By the way, in the lead-actor category, Danny Burstein is up against Zachary Levi for She Loves Me. Now, this truly is confusing because Levi has a Jewish name, but he’s a gentile. Worse, in recent interviews, the Welsh actor said he was turned down for parts in Hollywood movies because he looked too Jewish. Levi said, quote, “I guess they were looking for more of a corn-fed, white boy look. My family is from Indiana, come on!” I feel for you, Danny. It’s like that time I auditioned for the Carolina Chocolate Drops. I nailed it; sang like an angel. But did they call? Did they write? Not a word. And don’t even get me started on how I tried to get into the Celtic Women. Actually, I almost got into one, but she found out I was married.

Anyhoo, moving on to other Tony categories . . . where the hell are my people? Where are the Cohens and the Rothsteins and the Schiowitzes and the Bermans? This year gives us names like Brooks and Nyong’o and Pigott-Smith and the erotic-sounding Sengbloh. Don’t get me wrong; I’m all for diversity. But it’s not so diverse if Jews are virtually absent.

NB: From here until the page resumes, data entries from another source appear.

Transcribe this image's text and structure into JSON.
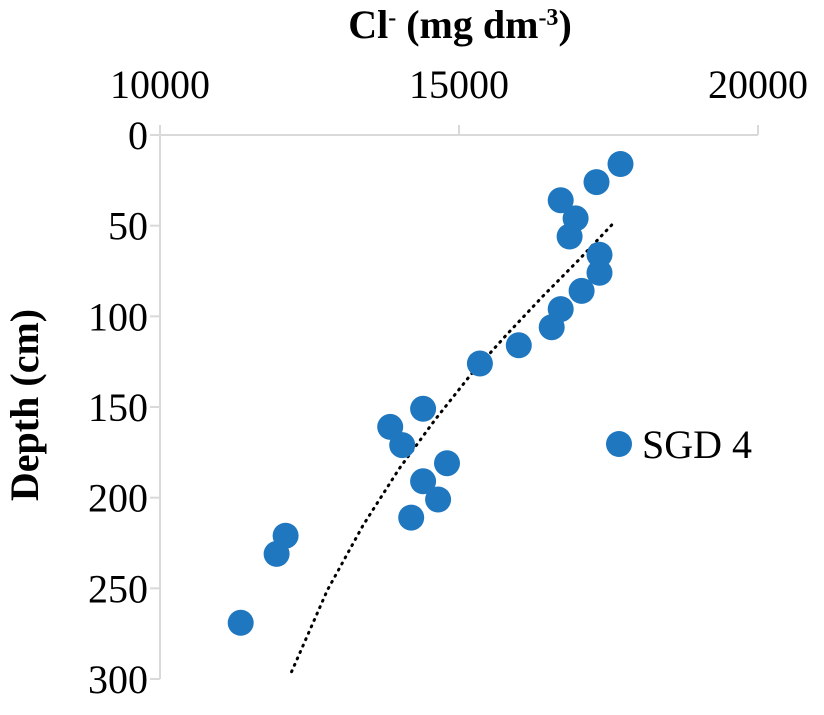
{
  "chart_data": {
    "type": "scatter",
    "title": "",
    "xlabel": {
      "base": "Cl",
      "sup": "-",
      "unit_open": " (mg dm",
      "unit_sup": "-3",
      "unit_close": ")"
    },
    "ylabel": "Depth (cm)",
    "xlim": [
      10000,
      20000
    ],
    "ylim": [
      0,
      300
    ],
    "x_axis_position": "top",
    "y_axis_inverted": true,
    "x_ticks": [
      "10000",
      "15000",
      "20000"
    ],
    "y_ticks": [
      "0",
      "50",
      "100",
      "150",
      "200",
      "250",
      "300"
    ],
    "grid": false,
    "legend_position": "right",
    "series": [
      {
        "name": "SGD 4",
        "color": "#1f77c0",
        "x": [
          17700,
          17300,
          16700,
          16950,
          16850,
          17350,
          17350,
          17050,
          16700,
          16550,
          16000,
          15350,
          14400,
          13850,
          14050,
          14800,
          14400,
          14650,
          14200,
          12100,
          11950,
          11350
        ],
        "y": [
          16,
          26,
          36,
          46,
          56,
          66,
          76,
          86,
          96,
          106,
          116,
          126,
          151,
          161,
          171,
          181,
          191,
          201,
          211,
          221,
          231,
          269
        ]
      }
    ],
    "trendline": {
      "style": "dotted",
      "color": "#000000",
      "x": [
        12200,
        12800,
        13400,
        14000,
        14600,
        15200,
        15800,
        16400,
        17000,
        17600
      ],
      "y": [
        296,
        251,
        215,
        184,
        157,
        132,
        110,
        89,
        69,
        48
      ]
    }
  }
}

Thank God, thanks to Hamilton, we do have a featured actor in a musical: Daveed Diggs. Yes, he’s a schvartz, but his parents gave him the Hebrew name for David because he’s half schvartz and half-Jewish. So I’d let him marry half my daughter. And speaking of halvsies, hooray for Sophie Okonedo, the celebrated British actress who already won a Tony for A Raisin in the Sun two seasons ago. Yes, she looks black, but there’s cholent under the chitlins! Okonedo’s mom is a Jewish Pilates teacher, and her parents were emigrants from Eastern Europe who spoke Yiddish! As Wikipedia notes, Okonedo’s father took a powder, and her single mom raised her in unavoidable poverty, but, says the actress, “We always had books.” If that isn’t Jewish, I don’t know what is. Well, a synagogue is Jewish; that kind of is. And Hebrew. And mezuzahs, but you know what I’m saying.

The wonderful lesson that we take from Daveed Diggs and Sophie Okonedo is that we can integrate, we can intermarry but not lose the spark of Yiddishkeit. We will no longer look the same or sound the same. And we will probably have better hair. But Jewish upbringing, connection, and belief need not go by the wayside, even if our people are far away from Bayside.

And so, on Tony night, when Lin-Manuel Miranda is giving his 32nd speech about inclusion, please remember that we are not as excluded as it might first appear. Just look at the best-musical nominees: Hamilton, School of Rock, Shuffle Along, Waitress, and Bright Star. Hamilton deals with money, which Jews are always worried about; School of Rock concerns education, which is sacred to us; Shuffle Along is what every Jew over 70 does, and Waitress is what we all holler in a restaurant. As for Steve Martin and Edie Brickell’s Bright Star, who’s to say it isn’t six-pointed?

This has been a Rabbinical Reflection from Rabbi Sol Solomon, Temple Sons of Bitches, in Great Neck, New York. On with the Tony show!